Coming to him at his work I would find him with a set of figures and perhaps a diagram illustrative of their use, or busy making a model of some complicated contrivance. This proceeded so far that for my own protection I had to cause him to work by contract instead of by the day, although I found him fully as improvident of his own time as he had been of mine. Little by little I grew to like his quiet ways, and to depend upon him to take charge of the work at times when I was obliged to be absent, and one day I said to him, “Ben, with all your mechanical ingenuity you should have been a rich man before now.
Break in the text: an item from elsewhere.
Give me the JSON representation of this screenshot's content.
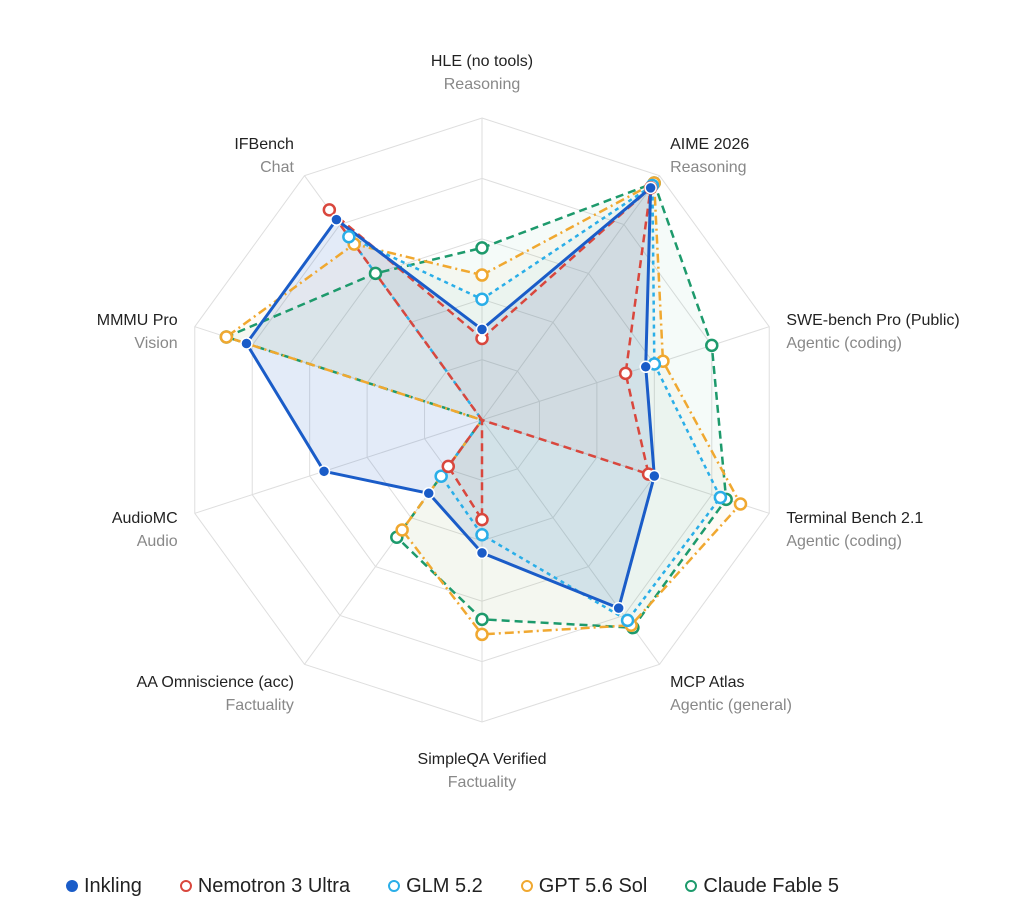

How is it?” His answer was that heretofore the world had not seemed to be inclined to be kind to him. This seemed so aptly to describe my own case, that I talked with him further from time to time, and a summary of what I learned was as follows:—
He, like myself, had been a country-bred boy, knowing few pleasures, but, unfortunately, receiving few school advantages. At a comparatively early age he had married and commenced life as a farmer in Illinois or Indiana. Later he had moved to Kansas, and, later still, had been forced to leave that State owing to some legal trouble with a bank there, to which he had given a worthless mortgage to secure a loan in money. After leaving Kansas he had wandered through the Western States, principally in the gold regions, and finally had settled in Chicago with his family, which, while he traveled, had remained in Kansas. Very soon after reaching Chicago he had commenced working for me, and from that time until September 2, 1894, when he died, he was continually in my employ, working as a carpenter and builder, and as a real estate dealer and as a wholesale lumber merchant, buying and shipping lumber from the South and West to Chicago and St. Louis, where I also sold the same products.
I think it was in 1889 that I was one day waited upon by two gentlemen who wished to sell me a gas machine, by using which I could be forever independent of the regular city gas company. So great were the inducements held out that I later met them at their office in La Salle street, and before leaving them had bought one of the machines, which a few days later was arranged in the basement of my building, and I had notified the city company that thereafter I should cease to be one of their patrons. For two days the new machine performed wonders, and I recommended it to many of my customers and friends. The third evening when I was very busy my store was suddenly enveloped in darkness. I was obliged to turn away my customers and close for the want of light, and from then until morning I wrestled with my gas machine; and when Pitezel came to his day’s work he found me still perspiring, and, I fear, swearing over it.